Radiant Floor System
The Grand Hall is naturally ventilated because of the high volume of foot traffic, but the design team wanted to temper the space for those few days a year that San Francisco is uncomfortably hot or cold. Taking advantage of the stable temperature of the abundant groundwater surrounding the site, where the water table is 10 feet below grade, they specified geothermal piping under the two underground levels. The system provides HVAC for ground-floor retail and office spaces. The combination of natural ventilation and geothermal piping provided energy savings that exceeded state and city requirements, Mr. Volenec said.
In the main hall, the terrazzo was installed over a radiant flooring system. Several inches of foam insulation were laid down on top of the structural slab then topped with a heavy wire mesh. The system of radiant tubing was attached to the mesh and elevated on concrete pedestals. The terrazzo was isolated from the structure below to avoid movement or cracking of the slab that might telegraph through.

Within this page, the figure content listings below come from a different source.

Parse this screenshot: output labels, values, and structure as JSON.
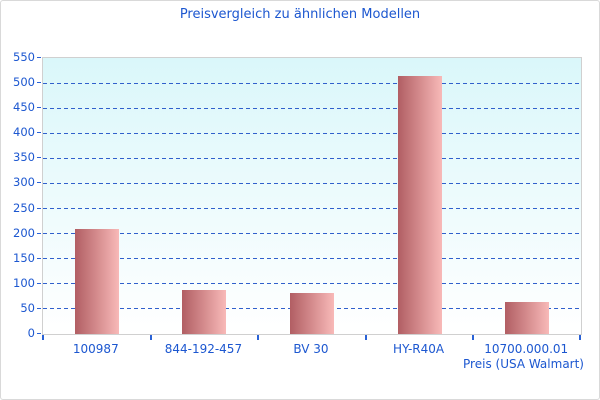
{
  "window": {
    "background": "#ffffff",
    "border_color": "#d9d9d9"
  },
  "chart_data": {
    "type": "bar",
    "title": "Preisvergleich zu ähnlichen Modellen",
    "xlabel": "Preis (USA Walmart)",
    "ylabel": "",
    "categories": [
      "100987",
      "844-192-457",
      "BV 30",
      "HY-R40A",
      "10700.000.01"
    ],
    "values": [
      209,
      88,
      82,
      514,
      64
    ],
    "ylim": [
      0,
      550
    ],
    "ytick_step": 50,
    "ytick_labels": [
      "0",
      "50",
      "100",
      "150",
      "200",
      "250",
      "300",
      "350",
      "400",
      "450",
      "500",
      "550"
    ],
    "grid": "horizontal-dashed",
    "legend": "none",
    "colors": {
      "title_text": "#1c57d0",
      "axis_text": "#1c57d0",
      "gridline": "#3060cc",
      "tick": "#2a62d6",
      "plot_bg_top": "#daf7fa",
      "plot_bg_bottom": "#ffffff",
      "plot_border": "#d0d0d0",
      "bar_gradient_left": "#b15e63",
      "bar_gradient_right": "#f8b9b8"
    }
  }
}
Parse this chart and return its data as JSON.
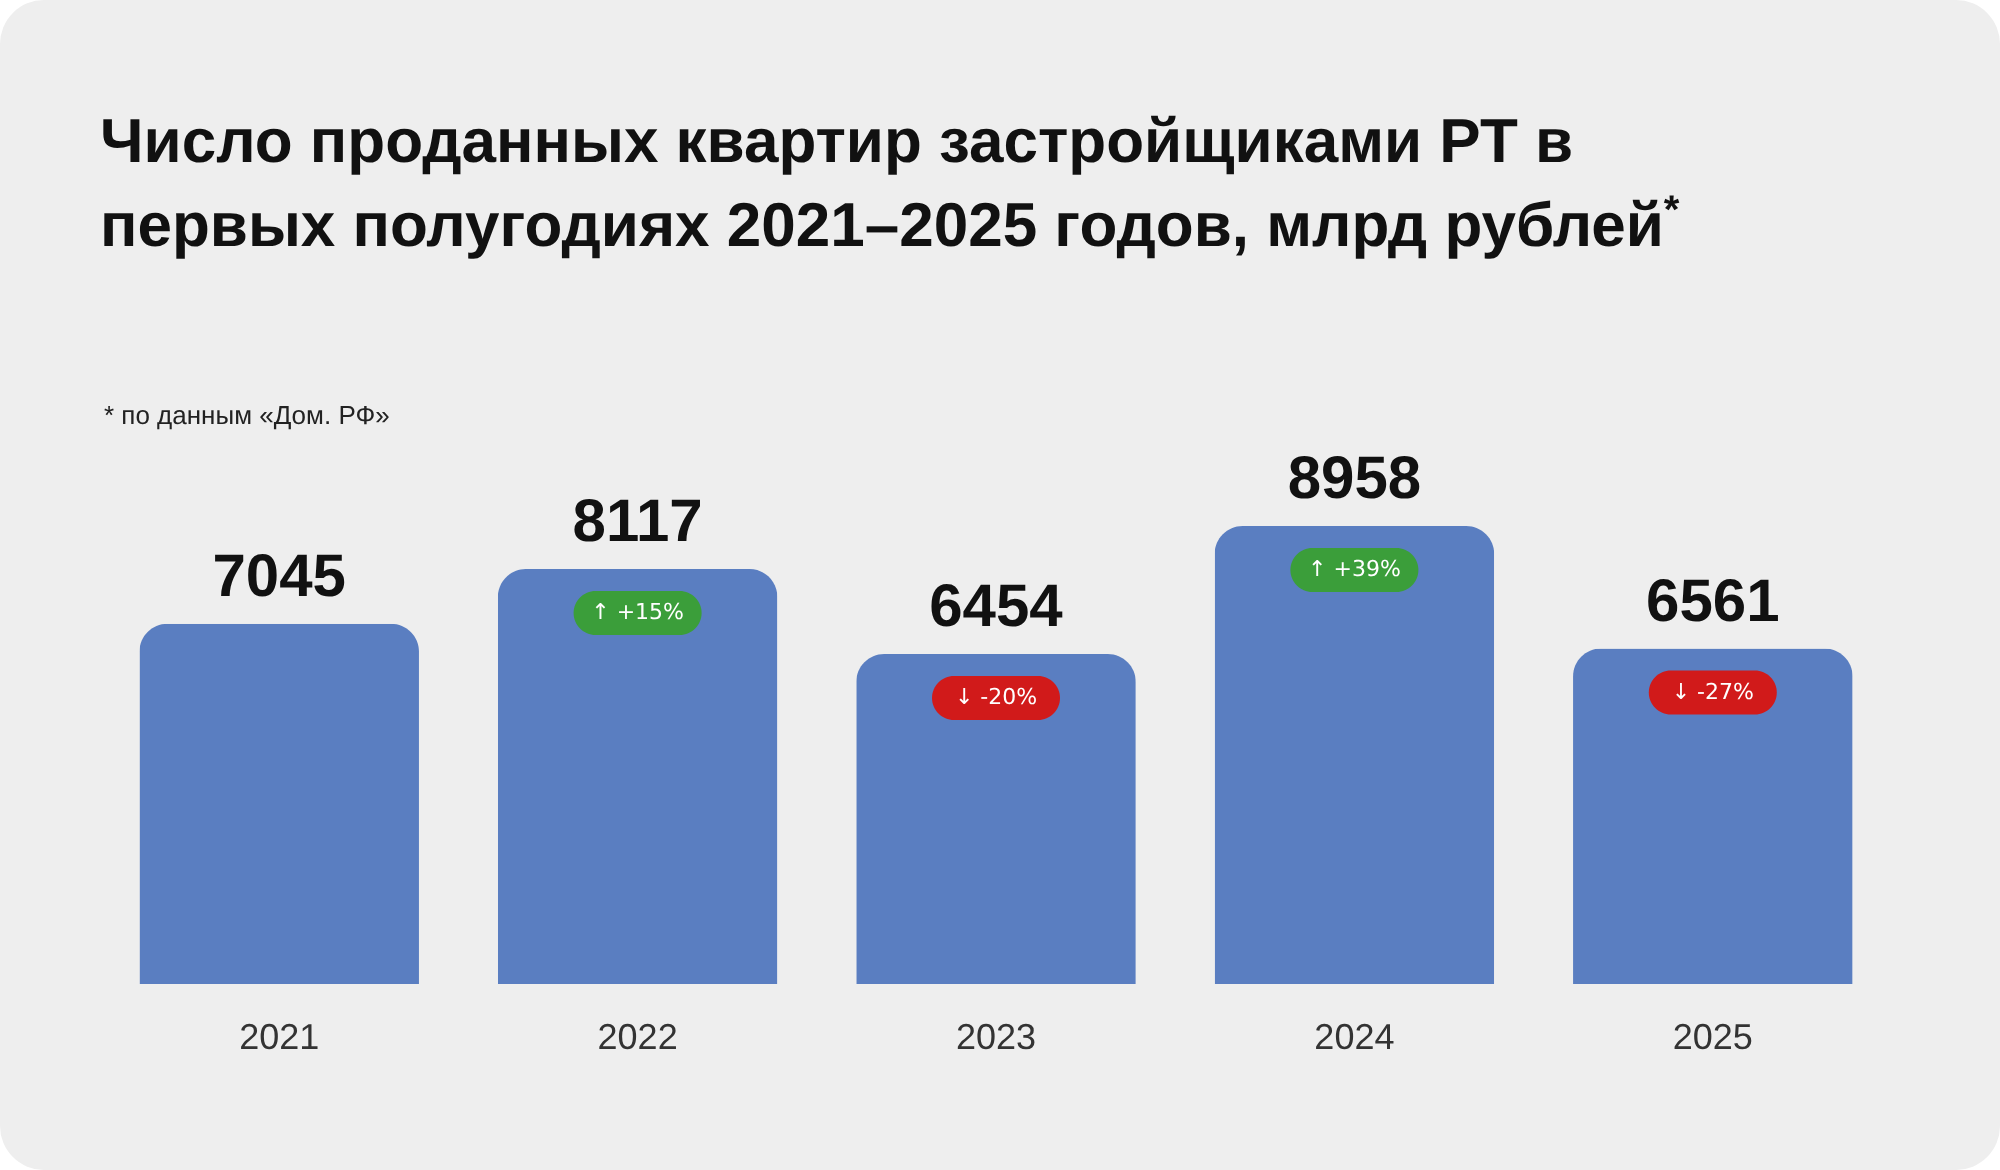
{
  "chart_data": {
    "type": "bar",
    "title": "Число проданных квартир застройщиками РТ в первых полугодиях 2021–2025 годов, млрд рублей$^{*}$",
    "categories": [
      "2021",
      "2022",
      "2023",
      "2024",
      "2025"
    ],
    "values": [
      7045,
      8117,
      6454,
      8958,
      6561
    ],
    "color": "#5a7ec1",
    "data_labels": true,
    "annotations": [
      "* по данным «Дом. РФ»",
      "↑ +15%",
      "↓ -20%",
      "↑ +39%",
      "↓ -27%"
    ]
  }
}
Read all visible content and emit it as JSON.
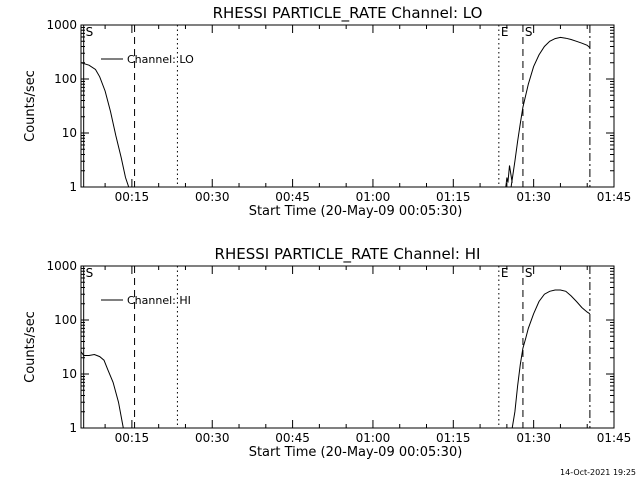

Faster, Better Divider Strip
When the terrazzo contractors were asked to expedite the six-month installation schedule, prefabricating the divider strips allowed them to trim a month off and improve the quality of the strip patterns. While Mr. Lourenco noted that their crew is skilled in every terrazzo installation step, from preparing the substrate to setting the strips and pouring the matrix to sealing, Manhattan American Terrazzo Strip Company specializes in creating divider strips.
The segments are soldered together and ground to look almost waterjet cut for a more precise pattern.
Instead of the terrazzo contractor laying out the strips and the floor’s pattern, expanded metal lath panels as large as 11 by 17 feet with the strips soldered to it are produced in the strip supplier’s workshop and delivered to the construction site. The crew assembles and aligns the panels onsite.
Just a Starting Point
The design and installation of the Grand Hall’s terrazzo floor took into account the projected second phase of construction. Considerable structural slabs will be removed for the installation of escalators to provide access to future commuter and high-speed rail in the lower levels. Ms. Chang planned for the openings to preserve the best parts of the design through the next phase.
The potential to expand the project into the surrounding Mission Square is on the horizon, Ms. Chang revealed. The team may have a chance to pick up that part of the plan where they left off early in the project and resume “the visual narrative begun in the Grand Hall as a starting point.”